Supreme Court rules in favor of same-sex marriage

Published 10:24 am Friday, June 26, 2015

The Supreme Court ruled Friday that same-sex couples have a right to marry nationwide, in a historic decision that invalidates gay marriage bans in more than a dozen states.

And now, Alabama Attorney General Luther Strange said Alabama will comply with the “law of the land.”

Gay and lesbian couples already can marry in 36 states and the District of Columbia. The court’s 5-4 ruling on Friday means the remaining 14 states, in the South and Midwest ­ – including Alabama – will have to stop enforcing their bans on same-sex marriage.

The outcome is the culmination of two decades of Supreme Court litigation over marriage, and gay rights generally.

Justice Anthony Kennedy wrote the majority opinion, just as he did in the court’s previous three major gay rights cases dating back to 1996.

“No union is more profound than marriage,” Kennedy wrote, joined by the court’s four more liberal justices.

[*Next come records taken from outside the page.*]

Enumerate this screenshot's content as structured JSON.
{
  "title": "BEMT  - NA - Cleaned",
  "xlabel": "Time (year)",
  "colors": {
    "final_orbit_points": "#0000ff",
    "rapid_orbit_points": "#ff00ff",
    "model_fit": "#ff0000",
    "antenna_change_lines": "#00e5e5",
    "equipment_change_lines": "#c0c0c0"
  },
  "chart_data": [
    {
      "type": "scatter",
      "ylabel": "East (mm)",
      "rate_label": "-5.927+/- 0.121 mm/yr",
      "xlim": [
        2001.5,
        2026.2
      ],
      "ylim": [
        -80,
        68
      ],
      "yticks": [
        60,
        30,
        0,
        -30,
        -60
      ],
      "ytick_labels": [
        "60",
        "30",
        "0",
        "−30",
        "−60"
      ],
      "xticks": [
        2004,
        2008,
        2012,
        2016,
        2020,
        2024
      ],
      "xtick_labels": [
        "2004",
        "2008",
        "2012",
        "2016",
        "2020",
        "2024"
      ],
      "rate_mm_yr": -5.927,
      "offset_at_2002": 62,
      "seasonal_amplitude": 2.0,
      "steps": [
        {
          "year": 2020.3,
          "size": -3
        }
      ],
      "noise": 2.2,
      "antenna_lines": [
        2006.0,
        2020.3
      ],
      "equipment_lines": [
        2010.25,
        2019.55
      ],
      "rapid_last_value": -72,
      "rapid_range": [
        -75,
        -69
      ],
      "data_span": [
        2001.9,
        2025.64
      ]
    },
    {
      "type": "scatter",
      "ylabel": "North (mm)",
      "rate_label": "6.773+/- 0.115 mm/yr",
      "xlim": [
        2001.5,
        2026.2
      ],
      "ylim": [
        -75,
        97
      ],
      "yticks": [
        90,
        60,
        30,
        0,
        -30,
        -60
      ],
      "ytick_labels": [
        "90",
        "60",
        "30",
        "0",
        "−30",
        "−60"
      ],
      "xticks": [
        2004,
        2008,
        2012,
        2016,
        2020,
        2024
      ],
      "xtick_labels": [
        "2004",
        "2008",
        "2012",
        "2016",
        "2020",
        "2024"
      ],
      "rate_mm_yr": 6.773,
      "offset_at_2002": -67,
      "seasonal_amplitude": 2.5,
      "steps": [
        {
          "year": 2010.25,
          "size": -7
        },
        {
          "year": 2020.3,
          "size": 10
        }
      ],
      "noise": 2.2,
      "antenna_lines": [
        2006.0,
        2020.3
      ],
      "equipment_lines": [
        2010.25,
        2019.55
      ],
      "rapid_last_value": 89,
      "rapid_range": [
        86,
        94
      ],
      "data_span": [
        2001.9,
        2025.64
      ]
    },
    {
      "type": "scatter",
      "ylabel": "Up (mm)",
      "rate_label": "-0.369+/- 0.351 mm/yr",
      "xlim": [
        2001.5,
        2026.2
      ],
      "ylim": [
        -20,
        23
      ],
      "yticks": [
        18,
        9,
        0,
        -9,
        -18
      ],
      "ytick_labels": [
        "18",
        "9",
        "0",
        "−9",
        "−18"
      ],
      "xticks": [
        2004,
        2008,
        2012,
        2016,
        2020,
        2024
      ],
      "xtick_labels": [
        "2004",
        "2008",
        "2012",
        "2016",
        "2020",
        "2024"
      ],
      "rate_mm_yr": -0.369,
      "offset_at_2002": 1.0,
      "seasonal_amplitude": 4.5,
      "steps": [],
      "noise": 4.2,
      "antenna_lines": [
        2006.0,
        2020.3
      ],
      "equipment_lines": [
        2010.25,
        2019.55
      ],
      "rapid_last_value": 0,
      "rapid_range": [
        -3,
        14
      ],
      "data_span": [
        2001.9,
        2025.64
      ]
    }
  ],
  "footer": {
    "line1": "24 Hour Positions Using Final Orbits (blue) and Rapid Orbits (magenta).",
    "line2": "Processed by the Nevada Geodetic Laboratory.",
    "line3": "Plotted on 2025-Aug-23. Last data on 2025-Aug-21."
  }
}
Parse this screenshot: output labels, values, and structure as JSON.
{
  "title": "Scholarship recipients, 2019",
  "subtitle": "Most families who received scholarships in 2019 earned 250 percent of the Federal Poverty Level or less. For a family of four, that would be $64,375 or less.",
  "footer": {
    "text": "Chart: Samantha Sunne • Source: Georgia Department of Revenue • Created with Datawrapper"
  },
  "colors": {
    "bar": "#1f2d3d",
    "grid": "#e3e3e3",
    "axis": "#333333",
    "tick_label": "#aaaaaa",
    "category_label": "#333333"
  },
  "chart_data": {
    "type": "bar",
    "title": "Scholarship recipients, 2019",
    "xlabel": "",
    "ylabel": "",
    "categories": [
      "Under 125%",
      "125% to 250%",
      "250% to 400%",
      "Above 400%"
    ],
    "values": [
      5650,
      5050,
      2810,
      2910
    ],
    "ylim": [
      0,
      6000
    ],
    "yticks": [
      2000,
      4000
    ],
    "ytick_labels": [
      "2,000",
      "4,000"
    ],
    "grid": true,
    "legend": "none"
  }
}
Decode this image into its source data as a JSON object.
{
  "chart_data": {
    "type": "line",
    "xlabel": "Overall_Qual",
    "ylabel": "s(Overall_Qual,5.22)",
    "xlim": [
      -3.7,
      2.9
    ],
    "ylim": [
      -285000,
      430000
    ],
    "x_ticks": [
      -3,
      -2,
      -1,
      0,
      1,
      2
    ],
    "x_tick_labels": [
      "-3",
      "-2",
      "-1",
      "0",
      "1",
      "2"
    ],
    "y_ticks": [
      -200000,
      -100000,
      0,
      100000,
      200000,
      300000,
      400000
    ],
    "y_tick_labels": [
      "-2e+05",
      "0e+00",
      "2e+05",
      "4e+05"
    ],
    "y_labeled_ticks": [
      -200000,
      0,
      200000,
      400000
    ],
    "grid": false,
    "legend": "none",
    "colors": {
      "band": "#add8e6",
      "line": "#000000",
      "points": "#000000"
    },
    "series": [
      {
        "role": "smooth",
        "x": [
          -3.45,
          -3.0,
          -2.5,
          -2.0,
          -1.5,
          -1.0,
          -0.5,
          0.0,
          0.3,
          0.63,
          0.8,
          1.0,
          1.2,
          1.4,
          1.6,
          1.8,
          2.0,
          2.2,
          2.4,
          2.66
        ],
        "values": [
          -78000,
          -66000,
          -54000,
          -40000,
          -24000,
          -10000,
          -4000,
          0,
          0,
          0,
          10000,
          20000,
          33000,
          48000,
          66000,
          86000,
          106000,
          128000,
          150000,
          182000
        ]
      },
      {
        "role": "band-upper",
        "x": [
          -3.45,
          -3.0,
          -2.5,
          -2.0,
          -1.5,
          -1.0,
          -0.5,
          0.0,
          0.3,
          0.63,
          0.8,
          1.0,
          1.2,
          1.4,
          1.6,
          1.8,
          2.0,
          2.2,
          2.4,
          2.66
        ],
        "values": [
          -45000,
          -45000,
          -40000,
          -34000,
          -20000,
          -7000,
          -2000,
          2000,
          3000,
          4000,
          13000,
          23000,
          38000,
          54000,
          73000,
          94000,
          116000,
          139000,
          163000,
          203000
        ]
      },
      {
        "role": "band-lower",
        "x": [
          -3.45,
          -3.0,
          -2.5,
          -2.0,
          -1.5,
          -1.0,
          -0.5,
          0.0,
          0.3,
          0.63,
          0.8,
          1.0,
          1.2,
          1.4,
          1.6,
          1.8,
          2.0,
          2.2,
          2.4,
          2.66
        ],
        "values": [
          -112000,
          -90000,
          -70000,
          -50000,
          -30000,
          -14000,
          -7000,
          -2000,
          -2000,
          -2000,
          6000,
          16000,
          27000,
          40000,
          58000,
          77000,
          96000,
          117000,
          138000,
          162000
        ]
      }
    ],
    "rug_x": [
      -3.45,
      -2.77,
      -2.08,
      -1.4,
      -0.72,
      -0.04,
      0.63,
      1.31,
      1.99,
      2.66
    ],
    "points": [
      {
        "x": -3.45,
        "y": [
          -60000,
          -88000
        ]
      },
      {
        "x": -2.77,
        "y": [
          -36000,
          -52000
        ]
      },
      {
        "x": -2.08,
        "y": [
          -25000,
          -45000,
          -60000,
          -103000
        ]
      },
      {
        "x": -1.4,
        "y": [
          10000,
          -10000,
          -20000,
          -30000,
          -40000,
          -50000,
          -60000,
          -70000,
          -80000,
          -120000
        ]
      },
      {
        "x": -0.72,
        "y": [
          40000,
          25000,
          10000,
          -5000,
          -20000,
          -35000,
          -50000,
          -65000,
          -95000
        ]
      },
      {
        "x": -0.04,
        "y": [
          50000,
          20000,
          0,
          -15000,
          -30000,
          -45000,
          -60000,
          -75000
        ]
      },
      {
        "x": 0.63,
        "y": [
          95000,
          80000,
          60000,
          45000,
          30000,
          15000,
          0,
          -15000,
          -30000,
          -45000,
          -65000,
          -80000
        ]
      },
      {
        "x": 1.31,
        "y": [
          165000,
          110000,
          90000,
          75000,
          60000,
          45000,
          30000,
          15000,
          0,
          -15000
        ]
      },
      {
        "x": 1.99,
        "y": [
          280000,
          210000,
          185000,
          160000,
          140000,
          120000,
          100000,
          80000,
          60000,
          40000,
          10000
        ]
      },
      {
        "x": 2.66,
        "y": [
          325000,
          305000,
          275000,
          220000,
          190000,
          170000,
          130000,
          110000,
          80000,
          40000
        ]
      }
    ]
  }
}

But other justices argued that the court should not be able to order states to change their marriage definition. Chief Justice John Roberts, in a dissent joined by Justices Clarence Thomas and Antonin Scalia, called the ruling an “extraordinary step.”

“Many people will rejoice at this decision, and I begrudge none their celebration. But for those who believe in a government of laws, not of men, the majority’s approach is deeply disheartening,” they wrote.

“The majority’s decision is an act of will, not legal judgment.”

Strange said the high court’s decision “overturned centuries of tradition and the will of the citizens of a majority of the states.”

“Chief Justice Roberts agreed with our amicus brief that ‘a State’s decision to maintain the meaning of marriage that has persisted in every culture throughout human history can hardly be called irrational,’” Strange said.

“While I do not agree with the opinion of the majority of the justices in their decision, I acknowledge that the U.S. Supreme Court’s ruling is now the law of the land.  Short of the passage of a Constitutional Amendment protecting marriage as between one man and one woman, the U.S. Supreme Court has the final say.”

But it will take time for the ruling to go into effect because the court gives the losing side roughly three weeks to ask for reconsideration. But some state officials and county clerks might decide there is little risk in issuing marriage licenses to same-sex couples.  The Brewton-Standard is working to discuss the matter with Escambia County Probate Judge Doug Agerton.

The cases before the court involved laws from Kentucky, Michigan, Ohio and Tennessee that define marriage as the union of a man and a woman. Those states have not allowed same-sex couples to marry within their borders and they also have refused to recognize valid marriages from elsewhere. They previously had their bans upheld by a federal appeals court.

Just two years ago, the Supreme Court struck down part of the federal anti-gay marriage law that denied a range of government benefits to legally married same-sex couples.

There are an estimated 390,000 married same-sex couples in the United States, according to UCLA’s Williams Institute, which tracks the demographics of gay and lesbian Americans. Another 70,000 couples living in states that do not currently permit them to wed would get married in the next three years, the institute says. Roughly 1 million same-sex couples, married and unmarried, live together in the United States, the institute says.

The Obama administration backed the right of same-sex couples to marry. The Justice Department’s decision to stop defending the federal anti-marriage law in 2011 was an important moment for gay rights and President Obama declared his support for same-sex marriage in 2012.